Alors que le dernier Boeing 747 quittera son usine mardi, une partie de l'usine historique de gros-porteurs de la société a été affectée à la production de petits avions à réaction très demandés, ce qui correspond à un changement d'orientation de l'usine de l'Airbus A380, aujourd'hui disparu.

Ces mesures apaisent les doutes quant à l'avenir de l'usine sous-utilisée de Boeing à Everett, au nord de Seattle, le plus grand bâtiment du monde en termes de volume, et du hall d'assemblage de l'A380 Jean-Luc Lagardère à Toulouse, le deuxième plus grand au monde en termes d'espace utilisable.

L'activité industrielle d'Everett a également été fortement réduite par la décision de transférer la production du 787 sur une seule base en Caroline du Sud, en raison d'une baisse de la demande de gros avions. Le 737, plus petit, sera installé dans une baie actuellement utilisée pour certains travaux restants sur le 787.

Boeing a déclaré lundi qu'il ajouterait une nouvelle ligne de production 737 MAX à Everett à la mi-2024, en complément des trois lignes déjà en place à l'usine de Renton, à 36 miles au sud.

Cette annonce intervient alors qu'Airbus est à mi-chemin de l'installation d'une nouvelle ligne de production pour son avion à fuselage étroit A321neo, qui connaît un grand succès, dans le bâtiment déserté de Lagardère. L'entreprise a également annoncé son intention d'agrandir une usine en Alabama.

Alors qu'elles servaient exclusivement de forteresses dans la guerre économique pour les gros avions à deux couloirs, ces usines colossales vont devenir une ruche industrielle pour les modèles monocouloirs rentables, reflétant l'essor de la demande pour les voyages courts et moyens.

Selon les analystes, la décision de Boeing témoigne de sa confiance dans la demande, y compris celle de la Chine, malgré les récentes tensions commerciales.

Ils ont toutefois noté que les deux sites disposeront encore de capacités inutilisées, car la stratégie de production future et l'automatisation occupent une place centrale dans le duopole du marché des avions à réaction, avant les nouvelles commandes ou les nouveaux modèles d'avions.

"À ce stade de l'évolution de l'industrie, en l'absence de nouveaux programmes dans un avenir proche, la stratégie de production passe au premier plan", a déclaré Jerrold Lundquist, consultant en aérospatiale et directeur général du Lundquist Group.

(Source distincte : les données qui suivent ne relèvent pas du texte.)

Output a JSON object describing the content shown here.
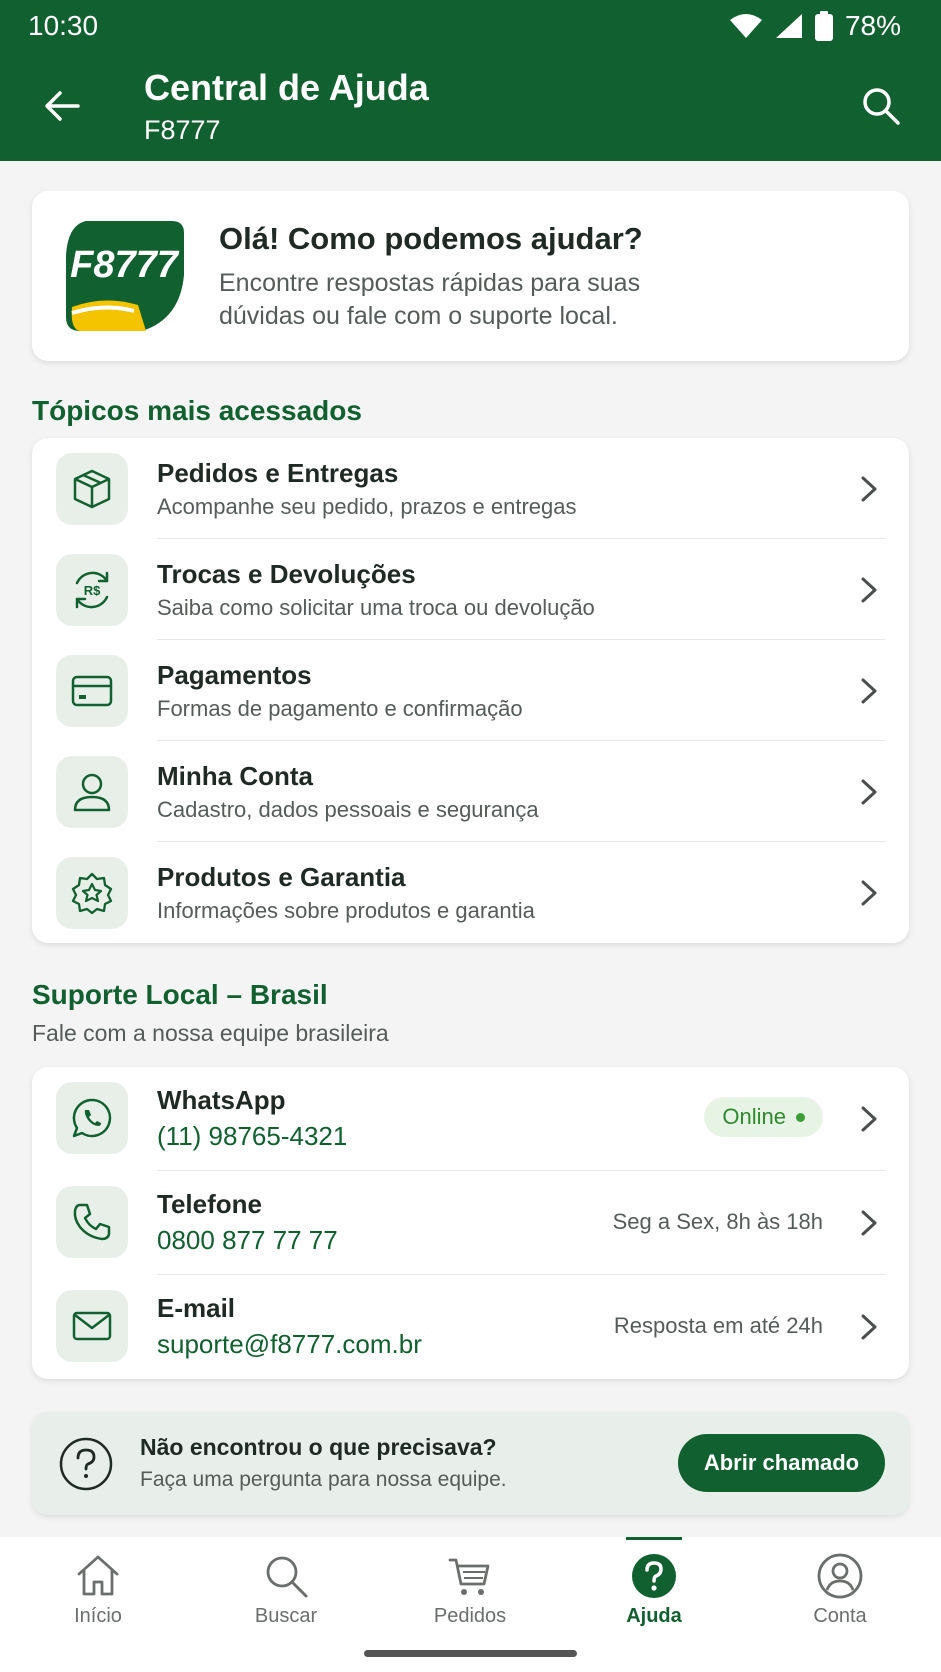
{
  "status_bar": {
    "time": "10:30",
    "battery": "78%"
  },
  "header": {
    "title": "Central de Ajuda",
    "subtitle": "F8777"
  },
  "welcome": {
    "logo_text": "F8777",
    "title": "Olá! Como podemos ajudar?",
    "text": "Encontre respostas rápidas para suas dúvidas ou fale com o suporte local."
  },
  "topics": {
    "title": "Tópicos mais acessados",
    "items": [
      {
        "title": "Pedidos e Entregas",
        "desc": "Acompanhe seu pedido, prazos e entregas",
        "icon": "package-icon"
      },
      {
        "title": "Trocas e Devoluções",
        "desc": "Saiba como solicitar uma troca ou devolução",
        "icon": "exchange-icon",
        "icon_text": "R$"
      },
      {
        "title": "Pagamentos",
        "desc": "Formas de pagamento e confirmação",
        "icon": "credit-card-icon"
      },
      {
        "title": "Minha Conta",
        "desc": "Cadastro, dados pessoais e segurança",
        "icon": "user-icon"
      },
      {
        "title": "Produtos e Garantia",
        "desc": "Informações sobre produtos e garantia",
        "icon": "warranty-badge-icon"
      }
    ]
  },
  "support": {
    "title": "Suporte Local – Brasil",
    "subtitle": "Fale com a nossa equipe brasileira",
    "contacts": [
      {
        "title": "WhatsApp",
        "value": "(11) 98765-4321",
        "badge": "Online",
        "icon": "whatsapp-icon"
      },
      {
        "title": "Telefone",
        "value": "0800 877 77 77",
        "meta": "Seg a Sex, 8h às 18h",
        "icon": "phone-icon"
      },
      {
        "title": "E-mail",
        "value": "suporte@f8777.com.br",
        "meta": "Resposta em até 24h",
        "icon": "mail-icon"
      }
    ]
  },
  "help": {
    "title": "Não encontrou o que precisava?",
    "text": "Faça uma pergunta para nossa equipe.",
    "button": "Abrir chamado"
  },
  "nav": [
    {
      "label": "Início",
      "icon": "home-icon"
    },
    {
      "label": "Buscar",
      "icon": "search-icon"
    },
    {
      "label": "Pedidos",
      "icon": "cart-icon"
    },
    {
      "label": "Ajuda",
      "icon": "help-icon",
      "active": true
    },
    {
      "label": "Conta",
      "icon": "account-icon"
    }
  ],
  "colors": {
    "primary": "#11602f",
    "accent_yellow": "#f5c400",
    "online": "#3a9e38"
  }
}
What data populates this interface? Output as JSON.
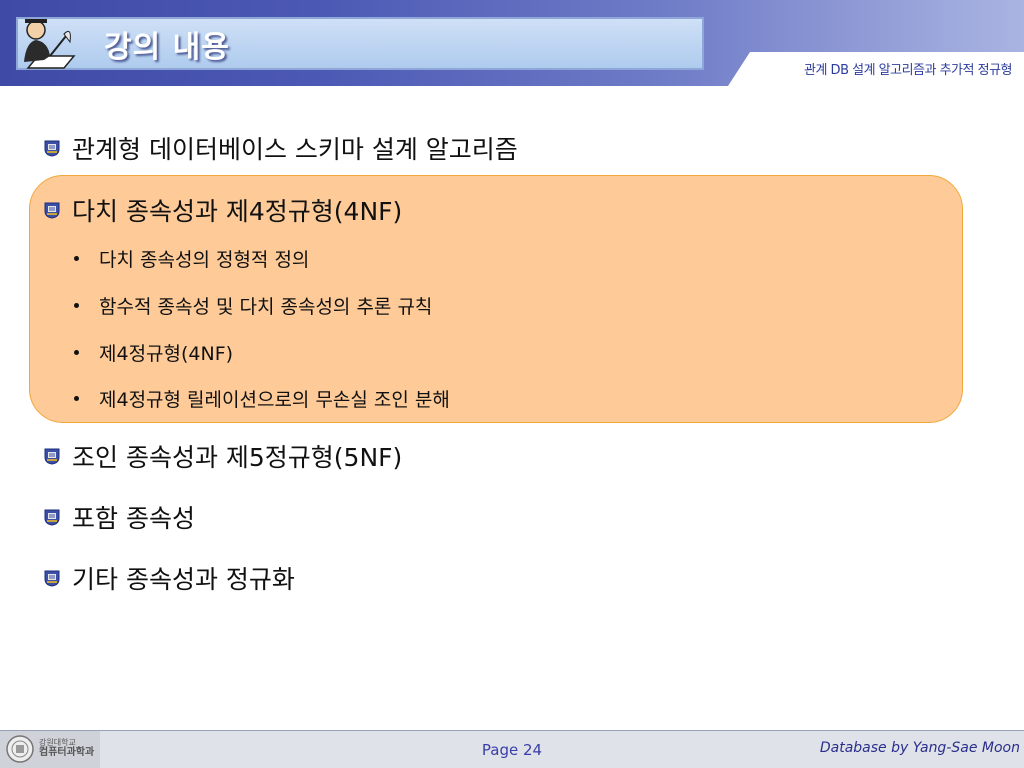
{
  "header": {
    "title": "강의 내용",
    "subtitle": "관계 DB 설계 알고리즘과 추가적 정규형"
  },
  "items": [
    {
      "label": "관계형 데이터베이스 스키마 설계 알고리즘"
    },
    {
      "label": "다치 종속성과 제4정규형(4NF)"
    },
    {
      "label": "조인 종속성과 제5정규형(5NF)"
    },
    {
      "label": "포함 종속성"
    },
    {
      "label": "기타 종속성과 정규화"
    }
  ],
  "sub_items": [
    {
      "label": "다치 종속성의 정형적 정의"
    },
    {
      "label": "함수적 종속성 및 다치 종속성의 추론 규칙"
    },
    {
      "label": "제4정규형(4NF)"
    },
    {
      "label": "제4정규형 릴레이션으로의 무손실 조인 분해"
    }
  ],
  "footer": {
    "university_line1": "강원대학교",
    "university_line2": "컴퓨터과학과",
    "page": "Page 24",
    "credit": "Database by Yang-Sae Moon"
  },
  "colors": {
    "header_band": "#3e4aa6",
    "highlight_fill": "#fecb98",
    "highlight_border": "#f0a83c",
    "footer_text": "#3a3ea8"
  }
}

DÉCLARATION" À AIRBUS ET AUX INVESTISSEURS

Pendant des années, Airbus et Boeing ont fait jeu égal sur le marché des monocouloirs, qui génère le plus de liquidités. Mais Airbus a pris une nette avance grâce aux fortes ventes de l'A321neo et à la crise de sécurité du 737 MAX, dont Boeing se remet à peine.

Boeing a pour objectif initial de faire passer sa production mensuelle de monocouloirs de 30 à 50, tandis qu'Airbus souhaite aller jusqu'à 75 contre 45 environ, bien que les analystes s'interrogent sur la rapidité avec laquelle cela pourra se faire.

Mais il est essentiel de réduire l'écart pour préserver la principale vache à lait de Boeing et renforcer la plateforme pour les lancements futurs.

"Boeing ne veut pas se retrouver dans une situation où Airbus passerait à 70 et resterait bloqué à 50. Ils veulent avoir la possibilité d'égaler ce que fait Airbus", a déclaré l'économiste Adam Pilarski, premier vice-président de la société de conseil AVITAS.

"Il s'agit donc d'une déclaration très importante (pour Airbus) : Nous n'allons pas nous retirer du marché", a-t-il ajouté.

Boeing n'a pas souhaité s'étendre sur l'annonce de lundi. Airbus s'est refusé à tout commentaire.

La décision de Boeing est également considérée comme une tentative de renforcer son attrait pour les investisseurs, dont certains ont exprimé des craintes de dérive après que le directeur général Dave Calhoun a exclu le lancement d'un nouvel avion au cours de la prochaine décennie - même si de nombreux analystes reconnaissent qu'il est financièrement et technologiquement judicieux d'attendre.

"C'est une façon pour Calhoun de signaler : ne comptez pas sur nous, nous sommes là pour le long terme", a déclaré M. Lundquist.

Boeing n'a pas précisé comment la ligne serait conçue, mais on s'attend à ce que les deux entreprises saisissent l'occasion de tester l'automatisation la plus récente dans une partie du marché où les coûts unitaires sont critiques.